Still, rough and tough is what we need from M. Night and less of whatever the hell else he’s been doing for the past decade or so.
But M. Night isn’t the only star here and thankfully, he gets out of the way a lot and lets James McAvoy shine as “Dennis”. McAvoy has always been an exceptional talent to watch, but here, he really challenges himself, going deeper and darker into the depravity and sure craziness of this character. Sure, it can sometimes be really funny and weird, but it actually works in the movie’s favor, because there’s always a deep underlining of sadness felt throughout it all.
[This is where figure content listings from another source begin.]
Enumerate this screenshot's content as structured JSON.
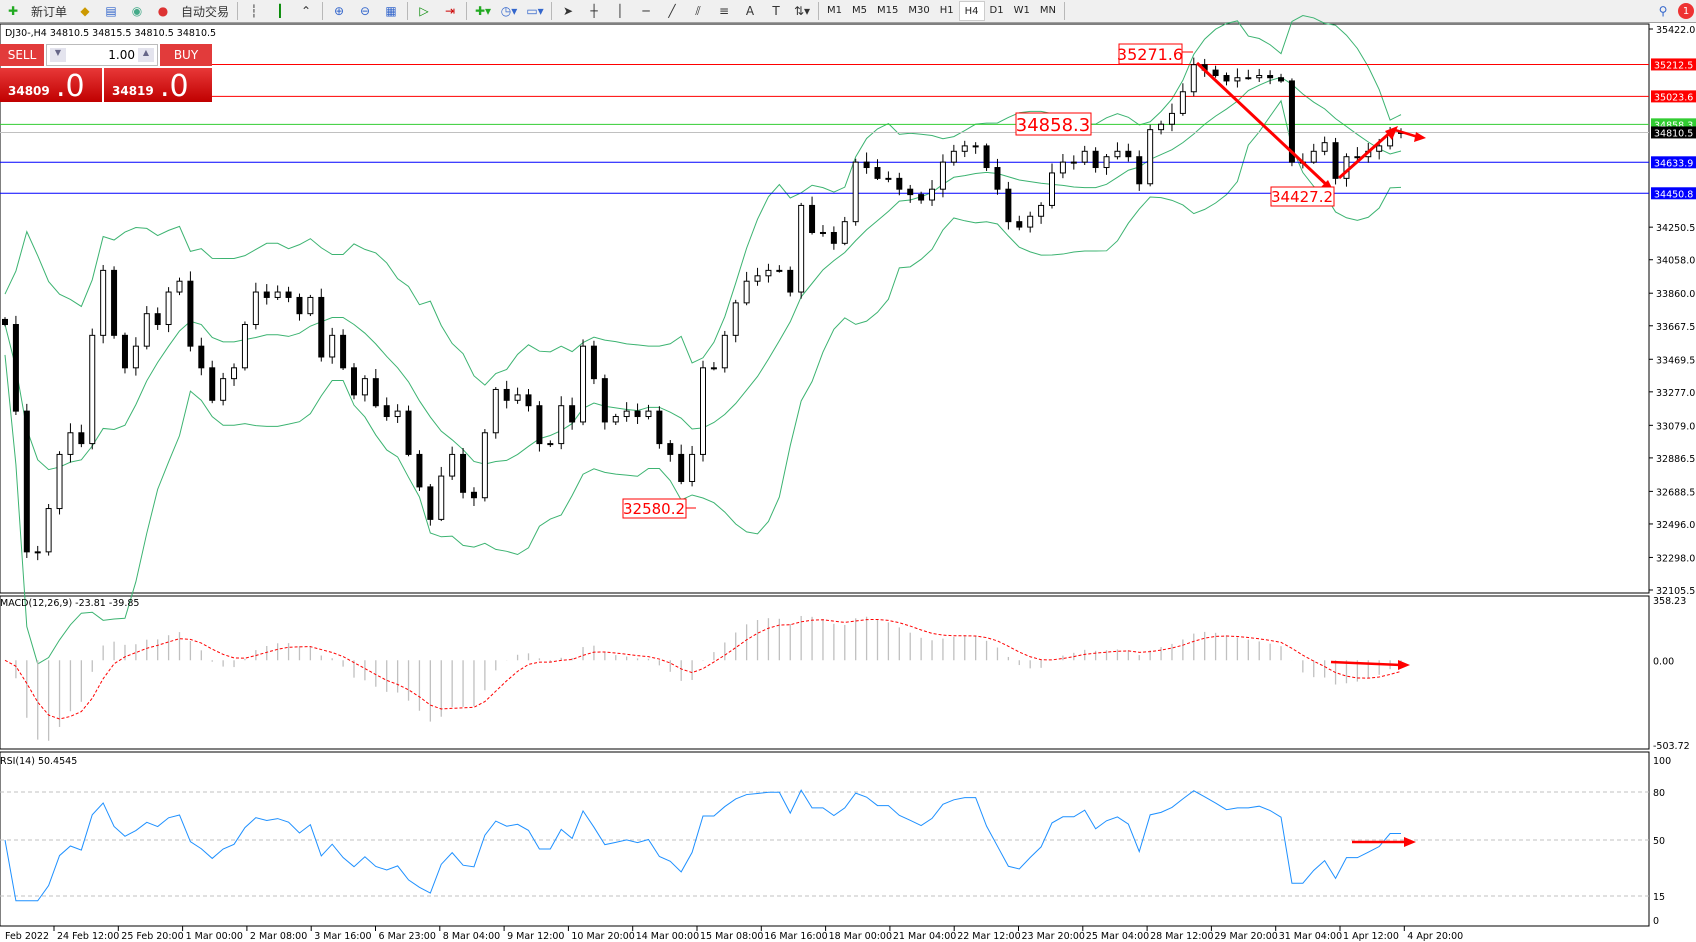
{
  "toolbar": {
    "new_order": "新订单",
    "auto_trading": "自动交易",
    "timeframes": [
      "M1",
      "M5",
      "M15",
      "M30",
      "H1",
      "H4",
      "D1",
      "W1",
      "MN"
    ],
    "active_timeframe": "H4",
    "notification_count": "1",
    "icons": [
      "new-order-icon",
      "navigator-icon",
      "market-watch-icon",
      "signals-icon",
      "auto-trading-icon",
      "bar-chart-icon",
      "candlestick-icon",
      "line-chart-icon",
      "zoom-in-icon",
      "zoom-out-icon",
      "tile-windows-icon",
      "auto-scroll-icon",
      "chart-shift-icon",
      "indicators-icon",
      "periods-icon",
      "templates-icon",
      "cursor-icon",
      "crosshair-icon",
      "vertical-line-icon",
      "horizontal-line-icon",
      "trendline-icon",
      "fibonacci-icon",
      "fibo-fan-icon",
      "text-icon",
      "text-label-icon",
      "arrows-icon",
      "search-icon",
      "notification-icon"
    ]
  },
  "chart_header": "DJ30-,H4  34810.5 34815.5 34810.5 34810.5",
  "trade_panel": {
    "sell_label": "SELL",
    "buy_label": "BUY",
    "lot": "1.00",
    "sell_price_main": "34809",
    "sell_price_pips": ".0",
    "buy_price_main": "34819",
    "buy_price_pips": ".0"
  },
  "colors": {
    "bearish": "#000000",
    "bullish": "#ffffff",
    "bands": "#3cb371",
    "resistance": "#ff0000",
    "support": "#0000ff",
    "pivot": "#32cd32",
    "rsi": "#1e90ff",
    "macd_hist": "#c0c0c0",
    "macd_signal": "#ff0000"
  },
  "chart_data": [
    {
      "type": "candlestick",
      "symbol": "DJ30-",
      "timeframe": "H4",
      "ylim": [
        32105.5,
        35422.0
      ],
      "y_ticks": [
        "35422.0",
        "34250.5",
        "34058.0",
        "33860.0",
        "33667.5",
        "33469.5",
        "33277.0",
        "33079.0",
        "32886.5",
        "32688.5",
        "32496.0",
        "32298.0",
        "32105.5"
      ],
      "x_ticks": [
        "Feb 2022",
        "24 Feb 12:00",
        "25 Feb 20:00",
        "1 Mar 00:00",
        "2 Mar 08:00",
        "3 Mar 16:00",
        "6 Mar 23:00",
        "8 Mar 04:00",
        "9 Mar 12:00",
        "10 Mar 20:00",
        "14 Mar 00:00",
        "15 Mar 08:00",
        "16 Mar 16:00",
        "18 Mar 00:00",
        "21 Mar 04:00",
        "22 Mar 12:00",
        "23 Mar 20:00",
        "25 Mar 04:00",
        "28 Mar 12:00",
        "29 Mar 20:00",
        "31 Mar 04:00",
        "1 Apr 12:00",
        "4 Apr 20:00"
      ],
      "closes": [
        33675,
        33163,
        32331,
        32331,
        32587,
        32907,
        33035,
        32971,
        33611,
        33995,
        33611,
        33419,
        33547,
        33739,
        33675,
        33867,
        33931,
        33547,
        33419,
        33227,
        33355,
        33419,
        33675,
        33867,
        33835,
        33867,
        33835,
        33739,
        33835,
        33483,
        33611,
        33419,
        33259,
        33355,
        33195,
        33131,
        33163,
        32907,
        32715,
        32523,
        32779,
        32907,
        32683,
        32651,
        33035,
        33291,
        33227,
        33259,
        33195,
        32971,
        32971,
        33195,
        33099,
        33547,
        33355,
        33099,
        33131,
        33163,
        33131,
        33163,
        32971,
        32907,
        32747,
        32907,
        33419,
        33419,
        33611,
        33803,
        33931,
        33963,
        33995,
        33995,
        33867,
        34379,
        34219,
        34219,
        34155,
        34283,
        34635,
        34603,
        34539,
        34539,
        34475,
        34443,
        34411,
        34475,
        34635,
        34699,
        34731,
        34731,
        34603,
        34475,
        34283,
        34251,
        34315,
        34379,
        34571,
        34635,
        34635,
        34699,
        34603,
        34667,
        34699,
        34667,
        34507,
        34827,
        34859,
        34923,
        35051,
        35211,
        35179,
        35147,
        35115,
        35134,
        35134,
        35147,
        35134,
        35115,
        34635,
        34635,
        34699,
        34750,
        34539,
        34667,
        34667,
        34699,
        34731,
        34810,
        34810.5
      ],
      "horizontal_lines": [
        {
          "price": "35212.5",
          "color": "#ff0000"
        },
        {
          "price": "35023.6",
          "color": "#ff0000"
        },
        {
          "price": "34858.3",
          "color": "#32cd32"
        },
        {
          "price": "34810.5",
          "color": "#000000"
        },
        {
          "price": "34633.9",
          "color": "#0000ff"
        },
        {
          "price": "34450.8",
          "color": "#0000ff"
        }
      ],
      "annotations": [
        "35271.6",
        "34858.3",
        "34427.2",
        "32580.2"
      ],
      "overlay": "Bollinger Bands"
    },
    {
      "type": "histogram+line",
      "label": "MACD(12,26,9) -23.81 -39.85",
      "y_ticks": [
        "358.23",
        "0.00",
        "-503.72"
      ],
      "ylim": [
        -503.72,
        358.23
      ]
    },
    {
      "type": "line",
      "label": "RSI(14) 50.4545",
      "y_ticks": [
        "100",
        "80",
        "50",
        "15",
        "0"
      ],
      "levels": [
        80,
        50,
        15
      ],
      "ylim": [
        0,
        100
      ]
    }
  ]
}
It comes through the direction, of course, but most definitely through McAvoy’s performance, where he has to inhabit all of these different characters, personalities and mannerisms, handling them all very well, without seeming like he’s hamming it up too much.
Okay, maybe he does a little, but hey, he’s allowed to this time around.
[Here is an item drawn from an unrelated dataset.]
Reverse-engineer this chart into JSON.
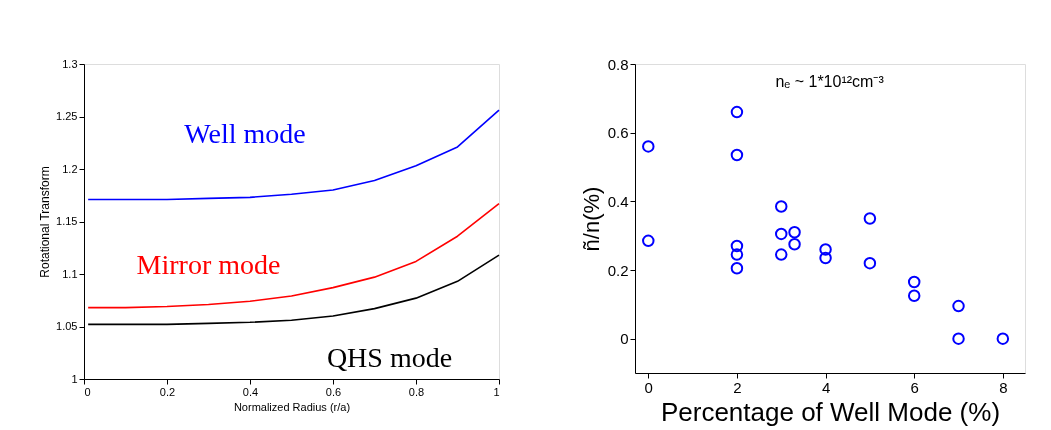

Haley Lu Richardson, Jessica Sula, and Anya Taylor-Joy also put in good work as the three teens who have to figure their way out of this situation, with Taylor-Joy’s being the most handy. Although M. Night made her something of a laughing-stock in the Happening, Betty Buckley gives a good performance as Dennis’ therapist, who wants what’s best for him and stop bad things from happening, but also wants to push her own career a little bit, too. The movie constantly switches in-and-out between her and his story, which can sometimes get in the way the pacing, but for the most part, they’re both so good at what they do, it almost doesn’t matter.
Oh and that ending. Well, without saying too much, there is a twist and well, I’m still not sure what I have to say about it. I’ll just leave it at that and see where my thoughts take me over the next few weeks or so.
Consensus: With a smarter head on his shoulders this time around, Split finds M. Night in a playful, yet scary mood, adding tension, excitement and craziness to a pretty dreadful and dark story, giving us something that not many Hollywood companies would sign off on.